I piccoli lussi che mi concedo tra un ostello e l'altro.
Ogni tanto un bagno privato regala grandi emozioni.
Dopo aver posato lo zaino sono uscita un attimo a cercare qualcosa da mangiare, a quell'ora però era un po' tardi per un paesino della Colombia, quindi mi sono limitata a prendere un hamburger veloce nella piazzetta, sicuramente no la miglior cena del viaggio. Se volete cenare qui, che è molto carino, vi consiglio di prendere al massimo il bus delle cinque in modo da potervi godere poi la cena con calma, perché verso le nove i ristoranti stavano già tutti chiudendo. Dopo essere sfuggita alle pesantissime avances del cameriere sono scappata in stanza perché ha iniziato a piovere fortissimo, un diluvio universale che è durato svariate ore. Quindi per quanto abbia capito che la notte a Guatapè sarebbe stata divertente, con diversi baretti con salsa e musica ad lato volume, purtroppo ho dovuto ritirarmi nelle mie stanze causa nubifragio. Per farvi capire quanta acqua, il giorno dopo ho assistito al ripescaggio di diverse barche dalla Laguna, perché quando piove così tanto e non le coprono fondamentalmente affondano!

Day 9: La Piedra
La mattina seguente mi sveglio presto per riuscire a fare tutto quello che volevo fare e vado direttamente alla Piedra prima che arrivino tutti gli altri turisti con i bus dei tour giornalieri da Medellín. Un'altra delle mete imperdibili "da cartolina" di ogni viaggio in Colombia. Per andare a Peñol l'opzione più economica è quella di prendere un bus di linea qualsiasi che porta a Medellín e farsi lasciare alla stazione di benzina da dove poi si sale tramite una scala alla Piedra. Mi raccomando "tramite una scala" e non tramite una strada che poi non porta assolutamente a nulla e quindi vi toccherà tornare indietro come dei cretini come la sottoscritta! :) Da Guatapè alla Piedra sono sì e no 10 minuti in autobus, però se preferite partire all'ora in cui volete (perché i bus normali passano ogni mezz'ora circa) sarà meglio che prendiate o un tuk tuk, che vi porta direttamente all'ingresso della Piedra senza dover camminare oltre, o una Jeep condivisa che si prende sempre dalla piazza principale, ma dovrete fare le scale per arrivare alla biglietteria. A quel punto 25.000 pesos e inizia la salita. Sono 675 gradini, non morirete, ma di certo non è una passeggiata. La giornata purtroppo non era delle più soleggiate, ma fortunatamente man mano che salivo il cielo si apriva, per cui dall'alto sono riuscita ad avere una bella visuale di tutta la laguna allagata. Gelatino al mango per rinfrescarsi e via giù verso Guatapè.
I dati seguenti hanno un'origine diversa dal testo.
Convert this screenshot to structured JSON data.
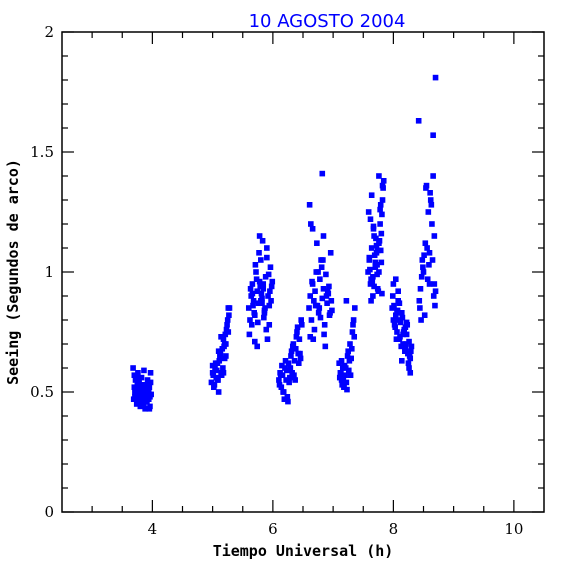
{
  "chart_data": {
    "type": "scatter",
    "title": "10 AGOSTO 2004",
    "xlabel": "Tiempo Universal (h)",
    "ylabel": "Seeing (Segundos de arco)",
    "xlim": [
      2.5,
      10.5
    ],
    "ylim": [
      0,
      2
    ],
    "xticks_major": [
      4,
      6,
      8,
      10
    ],
    "yticks_major": [
      0,
      0.5,
      1,
      1.5,
      2
    ],
    "xtick_labels": [
      "4",
      "6",
      "8",
      "10"
    ],
    "ytick_labels": [
      "0",
      "0.5",
      "1",
      "1.5",
      "2"
    ],
    "grid": false,
    "marker": "square",
    "color": "#0000ff",
    "series": [
      {
        "x": [
          3.68,
          3.7,
          3.71,
          3.72,
          3.73,
          3.74,
          3.75,
          3.76,
          3.77,
          3.78,
          3.79,
          3.8,
          3.81,
          3.82,
          3.83,
          3.84,
          3.85,
          3.86,
          3.87,
          3.88,
          3.89,
          3.9,
          3.91,
          3.92,
          3.93,
          3.94,
          3.95,
          3.96,
          3.97,
          3.98,
          3.7,
          3.74,
          3.78,
          3.82,
          3.86,
          3.9,
          3.94,
          3.71,
          3.76,
          3.81,
          3.86,
          3.91,
          3.96,
          3.73,
          3.79,
          3.85,
          3.92,
          3.97,
          3.69,
          3.75,
          3.83,
          3.89,
          3.95,
          4.98,
          5.0,
          5.02,
          5.04,
          5.06,
          5.08,
          5.1,
          5.12,
          5.14,
          5.16,
          5.18,
          5.2,
          5.22,
          5.24,
          5.26,
          5.28,
          5.01,
          5.05,
          5.09,
          5.13,
          5.17,
          5.21,
          5.25,
          5.03,
          5.07,
          5.11,
          5.15,
          5.19,
          5.23,
          5.27,
          5.0,
          5.1,
          5.2,
          5.14,
          5.18,
          5.22,
          5.26,
          5.08,
          5.6,
          5.62,
          5.64,
          5.66,
          5.68,
          5.7,
          5.72,
          5.74,
          5.76,
          5.78,
          5.8,
          5.82,
          5.84,
          5.86,
          5.88,
          5.9,
          5.92,
          5.94,
          5.96,
          5.98,
          5.61,
          5.65,
          5.69,
          5.73,
          5.77,
          5.81,
          5.85,
          5.89,
          5.93,
          5.97,
          5.63,
          5.67,
          5.71,
          5.75,
          5.79,
          5.83,
          5.87,
          5.91,
          5.95,
          5.99,
          5.74,
          5.78,
          5.82,
          5.7,
          5.86,
          5.9,
          5.66,
          5.94,
          5.8,
          5.84,
          6.1,
          6.12,
          6.14,
          6.16,
          6.18,
          6.2,
          6.22,
          6.24,
          6.26,
          6.28,
          6.3,
          6.32,
          6.34,
          6.36,
          6.38,
          6.4,
          6.42,
          6.44,
          6.46,
          6.48,
          6.11,
          6.15,
          6.19,
          6.23,
          6.27,
          6.31,
          6.35,
          6.39,
          6.43,
          6.47,
          6.13,
          6.17,
          6.21,
          6.25,
          6.29,
          6.33,
          6.37,
          6.41,
          6.45,
          6.6,
          6.62,
          6.64,
          6.66,
          6.68,
          6.7,
          6.72,
          6.74,
          6.76,
          6.78,
          6.8,
          6.82,
          6.84,
          6.86,
          6.88,
          6.9,
          6.92,
          6.94,
          6.96,
          6.98,
          6.61,
          6.65,
          6.69,
          6.73,
          6.77,
          6.81,
          6.85,
          6.89,
          6.93,
          6.97,
          6.63,
          6.67,
          6.71,
          6.75,
          6.79,
          6.83,
          6.87,
          6.91,
          6.95,
          6.82,
          6.84,
          6.62,
          6.66,
          7.1,
          7.12,
          7.14,
          7.16,
          7.18,
          7.2,
          7.22,
          7.24,
          7.26,
          7.28,
          7.3,
          7.32,
          7.34,
          7.36,
          7.11,
          7.15,
          7.19,
          7.23,
          7.27,
          7.31,
          7.35,
          7.13,
          7.17,
          7.21,
          7.25,
          7.29,
          7.33,
          7.14,
          7.18,
          7.22,
          7.58,
          7.6,
          7.62,
          7.64,
          7.66,
          7.68,
          7.7,
          7.72,
          7.74,
          7.76,
          7.78,
          7.8,
          7.82,
          7.84,
          7.59,
          7.63,
          7.67,
          7.71,
          7.75,
          7.79,
          7.83,
          7.61,
          7.65,
          7.69,
          7.73,
          7.77,
          7.81,
          7.6,
          7.64,
          7.68,
          7.72,
          7.76,
          7.8,
          7.62,
          7.66,
          7.7,
          7.74,
          7.78,
          7.82,
          7.76,
          7.79,
          7.71,
          7.63,
          7.67,
          7.81,
          7.73,
          7.98,
          8.0,
          8.02,
          8.04,
          8.06,
          8.08,
          8.1,
          8.12,
          8.14,
          8.16,
          8.18,
          8.2,
          8.22,
          8.24,
          8.26,
          8.28,
          8.3,
          7.99,
          8.03,
          8.07,
          8.11,
          8.15,
          8.19,
          8.23,
          8.27,
          8.01,
          8.05,
          8.09,
          8.13,
          8.17,
          8.21,
          8.25,
          8.29,
          8.04,
          8.1,
          8.16,
          8.22,
          8.28,
          8.08,
          8.14,
          8.2,
          8.26,
          8.0,
          8.06,
          8.42,
          8.44,
          8.46,
          8.48,
          8.5,
          8.52,
          8.54,
          8.56,
          8.58,
          8.6,
          8.62,
          8.64,
          8.66,
          8.68,
          8.7,
          8.43,
          8.47,
          8.51,
          8.55,
          8.59,
          8.63,
          8.67,
          8.45,
          8.49,
          8.53,
          8.57,
          8.61,
          8.65,
          8.69,
          8.66,
          8.68,
          8.7,
          8.6
        ],
        "y": [
          0.6,
          0.52,
          0.48,
          0.55,
          0.5,
          0.47,
          0.53,
          0.58,
          0.46,
          0.51,
          0.49,
          0.44,
          0.52,
          0.56,
          0.47,
          0.5,
          0.45,
          0.53,
          0.48,
          0.43,
          0.51,
          0.49,
          0.46,
          0.55,
          0.5,
          0.47,
          0.52,
          0.44,
          0.58,
          0.49,
          0.57,
          0.45,
          0.54,
          0.48,
          0.59,
          0.46,
          0.51,
          0.5,
          0.55,
          0.47,
          0.45,
          0.53,
          0.48,
          0.49,
          0.52,
          0.46,
          0.5,
          0.54,
          0.47,
          0.56,
          0.51,
          0.48,
          0.43,
          0.54,
          0.58,
          0.52,
          0.6,
          0.56,
          0.62,
          0.5,
          0.65,
          0.58,
          0.68,
          0.72,
          0.64,
          0.7,
          0.78,
          0.75,
          0.85,
          0.57,
          0.62,
          0.55,
          0.66,
          0.6,
          0.74,
          0.8,
          0.53,
          0.59,
          0.63,
          0.57,
          0.69,
          0.76,
          0.82,
          0.61,
          0.67,
          0.7,
          0.73,
          0.58,
          0.65,
          0.85,
          0.55,
          0.85,
          0.8,
          0.9,
          0.95,
          0.88,
          0.82,
          1.0,
          0.92,
          0.87,
          0.96,
          1.05,
          0.89,
          0.93,
          0.84,
          0.98,
          1.1,
          0.9,
          0.86,
          1.02,
          0.94,
          0.74,
          0.78,
          0.83,
          0.97,
          1.08,
          0.91,
          0.81,
          0.76,
          0.99,
          0.88,
          0.93,
          0.86,
          1.03,
          0.79,
          0.94,
          1.13,
          0.85,
          0.72,
          0.92,
          0.96,
          0.69,
          1.15,
          0.87,
          0.71,
          0.83,
          1.06,
          0.91,
          0.78,
          0.88,
          0.95,
          0.55,
          0.58,
          0.52,
          0.57,
          0.5,
          0.6,
          0.55,
          0.48,
          0.62,
          0.56,
          0.65,
          0.58,
          0.7,
          0.63,
          0.68,
          0.75,
          0.66,
          0.72,
          0.64,
          0.78,
          0.53,
          0.61,
          0.47,
          0.59,
          0.54,
          0.67,
          0.57,
          0.73,
          0.62,
          0.8,
          0.57,
          0.5,
          0.63,
          0.46,
          0.6,
          0.69,
          0.55,
          0.77,
          0.66,
          0.85,
          0.9,
          0.8,
          0.95,
          0.88,
          0.92,
          1.0,
          0.86,
          0.83,
          0.97,
          1.05,
          0.89,
          0.93,
          0.78,
          0.99,
          0.87,
          0.91,
          0.82,
          1.08,
          0.84,
          1.28,
          0.96,
          0.76,
          1.12,
          0.85,
          1.02,
          0.74,
          0.9,
          0.94,
          0.88,
          1.2,
          0.72,
          0.86,
          1.0,
          0.81,
          1.05,
          0.69,
          0.92,
          0.83,
          1.41,
          1.15,
          0.73,
          1.18,
          0.62,
          0.58,
          0.55,
          0.6,
          0.52,
          0.57,
          0.54,
          0.65,
          0.59,
          0.7,
          0.64,
          0.75,
          0.8,
          0.85,
          0.56,
          0.53,
          0.61,
          0.51,
          0.63,
          0.68,
          0.73,
          0.58,
          0.55,
          0.6,
          0.67,
          0.57,
          0.78,
          0.63,
          0.52,
          0.88,
          1.0,
          1.05,
          0.95,
          1.1,
          0.98,
          1.15,
          1.02,
          1.08,
          0.93,
          1.12,
          1.2,
          1.04,
          1.3,
          1.38,
          1.25,
          0.97,
          1.18,
          1.03,
          0.92,
          1.09,
          1.35,
          1.01,
          0.96,
          1.07,
          0.99,
          1.13,
          1.24,
          1.06,
          1.32,
          0.94,
          1.11,
          1.0,
          1.16,
          1.22,
          0.9,
          1.04,
          1.09,
          1.26,
          1.36,
          1.4,
          1.28,
          1.14,
          0.88,
          1.19,
          0.91,
          1.03,
          0.85,
          0.8,
          0.78,
          0.82,
          0.75,
          0.88,
          0.72,
          0.79,
          0.83,
          0.7,
          0.76,
          0.68,
          0.74,
          0.66,
          0.71,
          0.64,
          0.69,
          0.9,
          0.77,
          0.84,
          0.73,
          0.81,
          0.67,
          0.78,
          0.65,
          0.86,
          0.72,
          0.8,
          0.69,
          0.75,
          0.7,
          0.62,
          0.67,
          0.97,
          0.87,
          0.74,
          0.79,
          0.58,
          0.92,
          0.63,
          0.77,
          0.6,
          0.95,
          0.83,
          1.63,
          0.85,
          0.8,
          1.05,
          1.0,
          0.82,
          1.35,
          1.1,
          1.25,
          0.95,
          1.3,
          1.2,
          1.4,
          1.15,
          1.81,
          0.88,
          0.98,
          1.07,
          1.36,
          1.03,
          1.28,
          0.9,
          0.93,
          1.02,
          1.12,
          0.97,
          1.33,
          1.05,
          0.86,
          1.57,
          0.95,
          0.92,
          1.08
        ]
      }
    ]
  }
}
Svegliarsi presto ha funzionato, in cima c'ero quasi solo io, e scendendo ho trovato il mondo intero che stava salendo ansimando. Ma la corsa contro il tempo non finisce qui, nuovo obiettivo: arrivare prima che tutti gli altri turisti arrivino a Guatapé. Il centro della cittadina è veramente delizioso! Tutte queste case coloratissime e meravigliose con dei bassorilievi di animali e mestieri che rappresentavano, una volta agli antichi mestieri di chi abitava quelle case. Una volta fatte tutte le vie possibili mi sono fermata a mangiare da Namastè, un ristorante vegano molto ma molto cute che vi consiglio. Io non sono affatto vegana, questo per farvi capire quanto il livello di carne (per lo più fritta) in Colombia sia diventato per me intollerabile. A quel punto sono andata a prendere una lancia per fare un giro della laguna. Per prendere la barca ho dovuto aspettare che ci fossero almeno cinque persone in modo da poter riempire il tour e partire. Ho aspettato circa una mezz'oretta, non c'era molto turismo in quel momento, volendo ci sono anche le imbarcazioni grandi, ma non ho ancora capito bene come si prendessero. Il costo della lancia era di 25K pesos a persona, il giro è durato un'oretta ed è stato carino, niente di incredibilmente entusiasmante ma piacevole. Fondamentalmente ti portano a vedere tutte le ex ville degli ex narcos che villeggiavano vicino a Medellín costruite sulle pendici della laguna, però il contesto paesaggistico è molto bello.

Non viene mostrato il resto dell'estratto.